"But, Uncle Philip, is it wrong to kill spiders?"
"Spiders! Why, boys, the spider is one of the very last of these little creatures that I should wish to kill. There is not a more curious little animal in the world, nor one that will pay a man better for watching its motions. At some other time I will tell you all about spiders and ants, for I have noticed them a great deal: but now, just to show you how much you would lose if you should kill all the spiders, I will talk with you about a tool which man uses, and which he might have learned to make from a spider."
"Oh, do tell us; what is it?"
"The next time you go to Mr. Brown's, the silversmith, ask him to show you his plate for drawing out wire. Tell him that I told you to ask him, and he will show it to you. You will see a flat piece of steel with holes made through it in regular lines, beginning with a large size, and growing smaller and smaller until the last is very small indeed.
"Now the wire is drawn through these holes; beginning at the larger ones, and passing every time through the next smaller one, it stretches the wire out, until it becomes as small as the workman wishes it to be.
"The spider is a wire-drawer, too; for it has a contrivance to draw out its threads, and make them smaller or larger, as it pleases. If you will look at a very large spider, you can see with your naked eye, just at the end of its body, four, and sometimes six, little knobs like teats, with a circle around them. These are its spinners. Each one of these small knobs, inside of that circle, is so full of little holes or tubes, that Mr.

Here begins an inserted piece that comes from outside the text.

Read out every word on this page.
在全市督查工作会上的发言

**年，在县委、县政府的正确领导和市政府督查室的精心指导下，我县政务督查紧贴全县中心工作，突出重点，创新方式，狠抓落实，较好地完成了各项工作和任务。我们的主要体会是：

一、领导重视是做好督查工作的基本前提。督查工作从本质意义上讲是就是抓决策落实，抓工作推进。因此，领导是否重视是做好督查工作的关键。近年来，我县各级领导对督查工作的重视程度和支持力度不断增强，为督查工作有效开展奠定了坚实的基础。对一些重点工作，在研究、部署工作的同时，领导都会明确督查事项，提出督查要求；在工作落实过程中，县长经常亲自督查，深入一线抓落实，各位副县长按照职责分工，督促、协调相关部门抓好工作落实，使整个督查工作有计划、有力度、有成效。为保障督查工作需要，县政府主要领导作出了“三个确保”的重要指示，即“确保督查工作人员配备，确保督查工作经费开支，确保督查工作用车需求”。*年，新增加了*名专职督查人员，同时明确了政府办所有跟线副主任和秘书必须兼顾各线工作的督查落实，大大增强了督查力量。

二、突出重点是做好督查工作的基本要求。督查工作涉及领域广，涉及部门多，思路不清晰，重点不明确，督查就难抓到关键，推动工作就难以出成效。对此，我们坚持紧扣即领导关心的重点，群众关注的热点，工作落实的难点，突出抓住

Reaumur (of whom I told you before, you will recollect) calculated that a place no larger than the point of a pin had a thousand of these little holes in it. These holes are sometimes so very small, that another gentleman, [8] who looked at spiders through a microscope very often, thought it would take four millions of the threads which came through those holes to make one thread as thick as a hair of his beard. Here is a picture of a spider hanging by a thread coming out of its spinner, or, as it is sometimes called, its spinneret."
"Then, Uncle Philip, the spider does not spin its thread all at once?"